The little attention agriculture has got in Ghana is primarily focused on a few cash crops – cocoa and cashew.

Galamsey activities are currently pillaging our lands, in spite of the governments efforts.

Some Chinese have recognised our unwillingness, as a nation to effectively utilise our lands and are doing whatever possible, to render our lands useless for generations to come, while some of our cash crops are now being grown in China.

Sixty per cent of African youths are unemployed, (Mantra, 2013), while 98 per cent of frozen chicken is imported into the country annually translating into 700,000 tonnes, which costs Ghanaians US$600 million (Daily Graphic 18 August, 2022).

Moreover, 70 per cent of pharmaceutical drugs and tools are imported, with only 30 per cent being produced locally using 83 per cent imported materials, according to pharmaceutical companies.

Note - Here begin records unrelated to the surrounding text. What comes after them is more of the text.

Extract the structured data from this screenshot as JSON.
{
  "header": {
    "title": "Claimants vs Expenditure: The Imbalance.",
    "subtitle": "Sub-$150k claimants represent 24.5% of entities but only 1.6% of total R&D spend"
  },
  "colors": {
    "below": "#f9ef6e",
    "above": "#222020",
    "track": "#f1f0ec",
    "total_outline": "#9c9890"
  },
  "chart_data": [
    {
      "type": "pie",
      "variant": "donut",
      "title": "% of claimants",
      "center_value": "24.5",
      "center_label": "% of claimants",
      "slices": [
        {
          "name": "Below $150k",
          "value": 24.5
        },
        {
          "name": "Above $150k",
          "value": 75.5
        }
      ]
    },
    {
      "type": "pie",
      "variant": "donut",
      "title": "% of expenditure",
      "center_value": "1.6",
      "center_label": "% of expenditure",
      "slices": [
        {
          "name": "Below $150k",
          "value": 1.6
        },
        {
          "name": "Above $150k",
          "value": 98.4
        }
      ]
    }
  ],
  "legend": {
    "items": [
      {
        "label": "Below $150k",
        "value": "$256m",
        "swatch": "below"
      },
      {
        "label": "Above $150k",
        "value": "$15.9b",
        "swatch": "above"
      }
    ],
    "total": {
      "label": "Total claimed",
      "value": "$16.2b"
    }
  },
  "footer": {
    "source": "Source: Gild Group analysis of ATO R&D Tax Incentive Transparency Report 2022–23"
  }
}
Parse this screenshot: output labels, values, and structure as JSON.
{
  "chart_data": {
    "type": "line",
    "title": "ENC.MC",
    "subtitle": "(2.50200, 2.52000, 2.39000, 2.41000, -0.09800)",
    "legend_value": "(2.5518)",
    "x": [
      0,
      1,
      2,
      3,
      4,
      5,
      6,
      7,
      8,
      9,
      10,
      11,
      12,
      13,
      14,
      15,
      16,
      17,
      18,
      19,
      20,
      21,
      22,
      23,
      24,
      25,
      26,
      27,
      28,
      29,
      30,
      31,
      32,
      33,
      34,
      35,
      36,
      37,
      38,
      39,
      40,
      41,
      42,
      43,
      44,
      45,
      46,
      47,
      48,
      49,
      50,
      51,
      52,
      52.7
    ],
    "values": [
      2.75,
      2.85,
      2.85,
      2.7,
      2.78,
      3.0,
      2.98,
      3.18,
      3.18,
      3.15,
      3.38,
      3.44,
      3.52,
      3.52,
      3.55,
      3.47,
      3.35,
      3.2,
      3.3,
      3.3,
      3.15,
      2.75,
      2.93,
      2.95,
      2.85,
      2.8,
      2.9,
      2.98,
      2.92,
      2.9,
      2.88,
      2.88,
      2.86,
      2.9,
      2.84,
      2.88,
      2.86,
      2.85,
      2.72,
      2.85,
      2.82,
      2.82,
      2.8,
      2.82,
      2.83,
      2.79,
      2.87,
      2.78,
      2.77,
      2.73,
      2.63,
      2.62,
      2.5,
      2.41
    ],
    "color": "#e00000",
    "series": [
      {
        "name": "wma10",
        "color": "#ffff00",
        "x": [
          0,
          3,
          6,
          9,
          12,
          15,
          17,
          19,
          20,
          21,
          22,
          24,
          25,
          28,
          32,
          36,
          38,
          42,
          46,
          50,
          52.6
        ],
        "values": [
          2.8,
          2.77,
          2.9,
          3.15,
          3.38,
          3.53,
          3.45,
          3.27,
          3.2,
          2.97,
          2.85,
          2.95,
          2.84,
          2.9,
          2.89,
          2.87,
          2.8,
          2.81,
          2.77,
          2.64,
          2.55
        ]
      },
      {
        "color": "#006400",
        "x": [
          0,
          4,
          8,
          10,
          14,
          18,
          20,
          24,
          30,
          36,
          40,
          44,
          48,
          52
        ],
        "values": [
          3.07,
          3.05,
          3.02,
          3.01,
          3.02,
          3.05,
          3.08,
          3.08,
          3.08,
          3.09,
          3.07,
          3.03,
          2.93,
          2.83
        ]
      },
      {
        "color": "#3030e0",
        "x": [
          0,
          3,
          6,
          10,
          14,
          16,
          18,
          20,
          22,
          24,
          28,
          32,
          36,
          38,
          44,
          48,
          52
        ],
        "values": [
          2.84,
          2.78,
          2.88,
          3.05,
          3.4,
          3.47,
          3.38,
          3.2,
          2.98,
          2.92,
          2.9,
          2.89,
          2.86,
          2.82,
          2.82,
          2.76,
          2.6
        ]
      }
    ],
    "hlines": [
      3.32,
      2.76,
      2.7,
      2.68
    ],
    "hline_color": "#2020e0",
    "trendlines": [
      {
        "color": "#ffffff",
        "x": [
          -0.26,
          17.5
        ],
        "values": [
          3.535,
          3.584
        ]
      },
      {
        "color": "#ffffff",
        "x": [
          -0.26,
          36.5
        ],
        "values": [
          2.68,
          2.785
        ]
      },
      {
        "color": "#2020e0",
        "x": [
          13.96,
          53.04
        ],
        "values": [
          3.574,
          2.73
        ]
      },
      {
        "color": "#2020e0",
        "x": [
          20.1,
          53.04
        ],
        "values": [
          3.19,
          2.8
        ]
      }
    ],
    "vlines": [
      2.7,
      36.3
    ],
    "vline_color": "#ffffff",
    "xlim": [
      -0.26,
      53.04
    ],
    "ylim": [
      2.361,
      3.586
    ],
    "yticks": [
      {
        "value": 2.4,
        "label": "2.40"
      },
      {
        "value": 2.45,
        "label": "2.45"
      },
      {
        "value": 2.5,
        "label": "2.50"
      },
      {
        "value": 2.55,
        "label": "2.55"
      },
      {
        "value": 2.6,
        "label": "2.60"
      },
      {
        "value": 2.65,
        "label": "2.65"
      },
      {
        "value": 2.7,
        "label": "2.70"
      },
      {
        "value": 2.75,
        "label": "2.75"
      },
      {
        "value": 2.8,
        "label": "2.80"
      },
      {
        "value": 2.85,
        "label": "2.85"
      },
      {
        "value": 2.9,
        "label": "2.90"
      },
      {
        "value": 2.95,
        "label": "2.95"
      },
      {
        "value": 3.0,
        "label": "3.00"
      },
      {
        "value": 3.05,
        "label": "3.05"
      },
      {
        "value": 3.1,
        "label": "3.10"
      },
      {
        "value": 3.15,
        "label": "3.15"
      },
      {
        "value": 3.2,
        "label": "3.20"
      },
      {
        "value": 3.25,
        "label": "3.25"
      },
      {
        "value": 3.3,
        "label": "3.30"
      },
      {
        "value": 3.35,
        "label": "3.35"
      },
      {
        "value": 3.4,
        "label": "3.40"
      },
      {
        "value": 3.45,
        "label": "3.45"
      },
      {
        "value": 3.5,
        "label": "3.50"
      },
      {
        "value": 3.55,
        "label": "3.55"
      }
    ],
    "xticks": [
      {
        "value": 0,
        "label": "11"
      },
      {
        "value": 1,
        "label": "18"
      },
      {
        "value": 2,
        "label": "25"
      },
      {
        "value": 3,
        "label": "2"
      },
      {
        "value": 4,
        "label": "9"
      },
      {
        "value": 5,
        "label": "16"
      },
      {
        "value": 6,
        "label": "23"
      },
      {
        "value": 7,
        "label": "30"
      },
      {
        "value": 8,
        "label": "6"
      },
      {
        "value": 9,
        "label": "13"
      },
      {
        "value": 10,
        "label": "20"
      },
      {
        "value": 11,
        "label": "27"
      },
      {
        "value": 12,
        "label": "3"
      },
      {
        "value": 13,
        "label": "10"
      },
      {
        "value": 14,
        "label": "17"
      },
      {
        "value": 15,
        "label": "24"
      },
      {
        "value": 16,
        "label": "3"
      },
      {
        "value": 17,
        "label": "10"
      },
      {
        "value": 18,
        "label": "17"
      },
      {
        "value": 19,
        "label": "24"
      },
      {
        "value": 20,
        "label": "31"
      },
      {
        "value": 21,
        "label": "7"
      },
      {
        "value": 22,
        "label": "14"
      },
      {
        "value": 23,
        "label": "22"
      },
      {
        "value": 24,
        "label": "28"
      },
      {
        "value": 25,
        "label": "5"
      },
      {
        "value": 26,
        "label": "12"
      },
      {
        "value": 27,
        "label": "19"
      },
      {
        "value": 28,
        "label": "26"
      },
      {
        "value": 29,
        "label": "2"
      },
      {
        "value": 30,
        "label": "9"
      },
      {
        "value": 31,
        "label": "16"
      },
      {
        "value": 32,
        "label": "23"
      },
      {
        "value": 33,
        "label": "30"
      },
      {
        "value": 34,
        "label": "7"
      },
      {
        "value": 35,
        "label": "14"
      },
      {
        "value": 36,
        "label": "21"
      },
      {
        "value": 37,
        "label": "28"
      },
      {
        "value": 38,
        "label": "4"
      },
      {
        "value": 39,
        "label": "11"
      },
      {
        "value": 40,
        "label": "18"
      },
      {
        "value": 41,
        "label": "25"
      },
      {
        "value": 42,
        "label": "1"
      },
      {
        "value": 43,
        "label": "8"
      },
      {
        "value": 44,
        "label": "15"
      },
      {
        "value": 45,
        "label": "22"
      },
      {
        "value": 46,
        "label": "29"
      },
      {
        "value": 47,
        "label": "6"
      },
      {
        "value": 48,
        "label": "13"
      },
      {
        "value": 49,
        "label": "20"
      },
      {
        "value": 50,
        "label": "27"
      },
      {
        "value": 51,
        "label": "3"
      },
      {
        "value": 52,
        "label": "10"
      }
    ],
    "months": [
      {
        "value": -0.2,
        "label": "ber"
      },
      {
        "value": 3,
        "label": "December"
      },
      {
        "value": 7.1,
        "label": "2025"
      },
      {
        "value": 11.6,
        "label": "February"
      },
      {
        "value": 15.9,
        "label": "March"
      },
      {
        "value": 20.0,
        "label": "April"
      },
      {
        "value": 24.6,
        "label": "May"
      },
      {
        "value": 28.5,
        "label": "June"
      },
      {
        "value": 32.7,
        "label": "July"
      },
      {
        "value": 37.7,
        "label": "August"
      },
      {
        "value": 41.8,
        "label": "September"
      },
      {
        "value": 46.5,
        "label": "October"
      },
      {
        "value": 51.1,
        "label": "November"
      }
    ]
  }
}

I need not to mention the fact that our rice market is dominated by imports, while local rice most often get rotten in stores.

How can our cedi be stable with all these imports?

Domestic Policies

Government of Ghana, under Nana Addo Dankwa Akufo-Addo, must be commended for investing to revamp the agricultural sector and industrialise the country.

However, the war in Ukraine has exposed the inadequacy of these policies.

How did General Acheampong managed to do it decades ago?

I believe that before any nation romances with the idea of industrialisation, it must first and foremost be able to feed itself adequately with perhaps only negligible import supplements, lest they court disaster.

A typical example is the unavailability of enough sugar cane to feed the Komenda sugar factory.

Answer

The answer to the falling cedi, the huge unemployment of the youth, which has become a national security issue, the reduction of imports, the boosting of local produce etc, is a vibrant agricultural sector.

The government should consider setting up a board akin to the Ghana Cocoa Board with offices in food producing districts to purchase whatever districts' main farm produce are for export and sale in urban and peri-urban areas to ease the huge price gap between the producing centres and urban consuming areas.

This intervention alone has the potential of encouraging existing farmers to expand farms, assured that post harvest losses are minimised, while encouraging the youth to take up farming.

Until government gives priority to the sector, our development is in question.